En Mont Baldy pasamos el octavo día del tercer mes. El cielo se pone verde y mis muertos cantan. Los árboles están corroídos. El silencio es silencio y punto, no tiene nada que ver con el frío. Hasta aquí llegan las cenizas y los aviones. Dice Uno: me da pena lanzar piedras al vacío, porque luego cómo harán para volver a subir.
Por la noche no puedo dormir. Los osos vienen a mirar qué tenemos de comida. Caminan un poco alrededor de las tiendas, o eso parece, pero no tocan nada. Pienso: morir por un mordisco de oso. Por ejemplo. Los osos me recuerdan a las Olas de New Port. Pienso: hace no tanto tiempo le mandaba por correo canciones con mensajes ocultos, y sufría mucho. Pienso: me duele esta cadera y debería girarme, pero verlos dormir es tan sagrado que no me muevo. Pienso: los muertos están siempre a salvo, cabrones.

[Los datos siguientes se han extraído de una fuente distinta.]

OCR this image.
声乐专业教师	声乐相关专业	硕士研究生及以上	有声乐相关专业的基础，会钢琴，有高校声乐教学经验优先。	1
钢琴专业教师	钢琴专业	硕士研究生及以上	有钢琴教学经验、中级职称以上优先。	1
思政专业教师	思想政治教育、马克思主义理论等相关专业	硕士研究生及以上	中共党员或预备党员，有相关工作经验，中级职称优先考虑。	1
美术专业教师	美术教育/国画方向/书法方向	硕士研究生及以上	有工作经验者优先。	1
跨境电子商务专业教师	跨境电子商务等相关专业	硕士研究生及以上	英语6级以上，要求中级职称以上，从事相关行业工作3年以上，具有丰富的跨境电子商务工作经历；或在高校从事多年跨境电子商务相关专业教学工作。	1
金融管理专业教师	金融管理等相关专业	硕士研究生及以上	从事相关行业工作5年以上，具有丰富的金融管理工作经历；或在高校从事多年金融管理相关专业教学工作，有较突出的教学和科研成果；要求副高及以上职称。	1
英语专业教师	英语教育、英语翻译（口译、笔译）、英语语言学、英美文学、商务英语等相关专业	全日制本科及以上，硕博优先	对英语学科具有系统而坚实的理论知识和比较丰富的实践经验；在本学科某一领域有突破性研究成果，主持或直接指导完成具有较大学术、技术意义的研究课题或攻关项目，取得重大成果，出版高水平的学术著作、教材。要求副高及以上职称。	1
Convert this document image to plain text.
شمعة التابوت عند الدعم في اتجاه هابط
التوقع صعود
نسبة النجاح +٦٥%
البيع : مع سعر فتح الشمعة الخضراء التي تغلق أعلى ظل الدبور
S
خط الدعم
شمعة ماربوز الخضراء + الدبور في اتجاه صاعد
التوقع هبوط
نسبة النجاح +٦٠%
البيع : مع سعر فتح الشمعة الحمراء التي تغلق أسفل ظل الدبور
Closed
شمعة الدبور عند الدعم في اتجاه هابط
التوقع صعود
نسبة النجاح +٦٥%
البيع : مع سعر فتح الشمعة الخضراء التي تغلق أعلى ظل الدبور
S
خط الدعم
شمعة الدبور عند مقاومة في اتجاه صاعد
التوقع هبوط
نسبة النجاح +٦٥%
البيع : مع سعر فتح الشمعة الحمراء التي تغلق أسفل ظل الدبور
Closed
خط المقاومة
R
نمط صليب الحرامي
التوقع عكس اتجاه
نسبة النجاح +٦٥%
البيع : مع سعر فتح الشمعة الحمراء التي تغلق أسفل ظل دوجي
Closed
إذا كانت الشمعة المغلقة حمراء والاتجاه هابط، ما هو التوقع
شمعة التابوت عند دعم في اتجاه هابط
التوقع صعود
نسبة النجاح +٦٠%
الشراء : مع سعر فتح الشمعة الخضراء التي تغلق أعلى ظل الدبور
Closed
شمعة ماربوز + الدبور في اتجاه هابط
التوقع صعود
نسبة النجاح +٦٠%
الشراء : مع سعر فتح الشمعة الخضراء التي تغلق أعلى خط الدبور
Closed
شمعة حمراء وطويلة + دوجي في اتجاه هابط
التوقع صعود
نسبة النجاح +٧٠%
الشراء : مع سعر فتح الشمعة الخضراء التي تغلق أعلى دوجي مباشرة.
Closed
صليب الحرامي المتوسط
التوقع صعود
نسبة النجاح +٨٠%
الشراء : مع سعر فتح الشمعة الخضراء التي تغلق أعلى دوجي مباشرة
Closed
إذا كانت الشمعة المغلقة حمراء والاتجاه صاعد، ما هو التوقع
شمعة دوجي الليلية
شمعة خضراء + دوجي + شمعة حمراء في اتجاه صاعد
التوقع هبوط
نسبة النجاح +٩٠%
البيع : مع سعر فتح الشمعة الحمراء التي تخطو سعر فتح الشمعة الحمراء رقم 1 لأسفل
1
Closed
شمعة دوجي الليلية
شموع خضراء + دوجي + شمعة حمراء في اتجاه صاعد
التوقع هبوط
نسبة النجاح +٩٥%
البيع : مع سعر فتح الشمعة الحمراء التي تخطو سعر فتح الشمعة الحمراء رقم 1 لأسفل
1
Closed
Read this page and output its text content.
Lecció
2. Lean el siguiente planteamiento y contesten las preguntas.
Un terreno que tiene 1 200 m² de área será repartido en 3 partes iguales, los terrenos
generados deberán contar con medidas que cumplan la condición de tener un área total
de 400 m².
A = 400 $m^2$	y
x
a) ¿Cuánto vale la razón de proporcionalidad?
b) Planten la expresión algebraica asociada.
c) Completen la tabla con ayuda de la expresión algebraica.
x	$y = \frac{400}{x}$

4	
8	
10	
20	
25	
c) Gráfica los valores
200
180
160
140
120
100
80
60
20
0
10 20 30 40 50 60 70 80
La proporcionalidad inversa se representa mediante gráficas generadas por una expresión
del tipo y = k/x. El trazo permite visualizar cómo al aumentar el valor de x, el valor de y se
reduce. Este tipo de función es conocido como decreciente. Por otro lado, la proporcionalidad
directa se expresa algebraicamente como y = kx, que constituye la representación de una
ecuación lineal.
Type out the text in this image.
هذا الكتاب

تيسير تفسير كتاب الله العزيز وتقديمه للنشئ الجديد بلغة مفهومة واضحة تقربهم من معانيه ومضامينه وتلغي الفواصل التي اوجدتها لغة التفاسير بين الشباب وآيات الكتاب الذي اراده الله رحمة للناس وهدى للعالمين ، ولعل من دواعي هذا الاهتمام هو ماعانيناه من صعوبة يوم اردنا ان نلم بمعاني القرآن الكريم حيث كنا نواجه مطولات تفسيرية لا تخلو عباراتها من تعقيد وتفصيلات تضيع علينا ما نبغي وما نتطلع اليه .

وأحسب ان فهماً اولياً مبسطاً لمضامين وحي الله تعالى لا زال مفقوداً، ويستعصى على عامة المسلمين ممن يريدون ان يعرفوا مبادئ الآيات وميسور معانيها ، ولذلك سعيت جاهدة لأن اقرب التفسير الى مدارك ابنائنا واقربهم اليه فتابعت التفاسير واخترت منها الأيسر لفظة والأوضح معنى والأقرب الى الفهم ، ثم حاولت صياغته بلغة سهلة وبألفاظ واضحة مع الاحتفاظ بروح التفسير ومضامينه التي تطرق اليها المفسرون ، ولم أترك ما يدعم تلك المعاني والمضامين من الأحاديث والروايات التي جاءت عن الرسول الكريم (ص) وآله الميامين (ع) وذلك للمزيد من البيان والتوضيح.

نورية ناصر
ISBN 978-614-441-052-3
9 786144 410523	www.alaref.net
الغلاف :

De todo lo que pienso nada está puesto en futuro. Sólo por los osos me salvo esta vez.
En Mont Baldy todo está enfermo. Ha venido una nube de lluvia ácida desde todos los tubos de escape del mundo, la violencia de las bicicletas y los ancianos haciendo equilibrio, ni un solo pájaro para ni un solo niño. Pero es lo que hay, y es simple, y puede llegar a ser muy hermoso.
En Mont Baldy no puedes despegarte del suelo. Tumbado en el trunk, de vuelta, miro para arriba y pienso en otras cosas.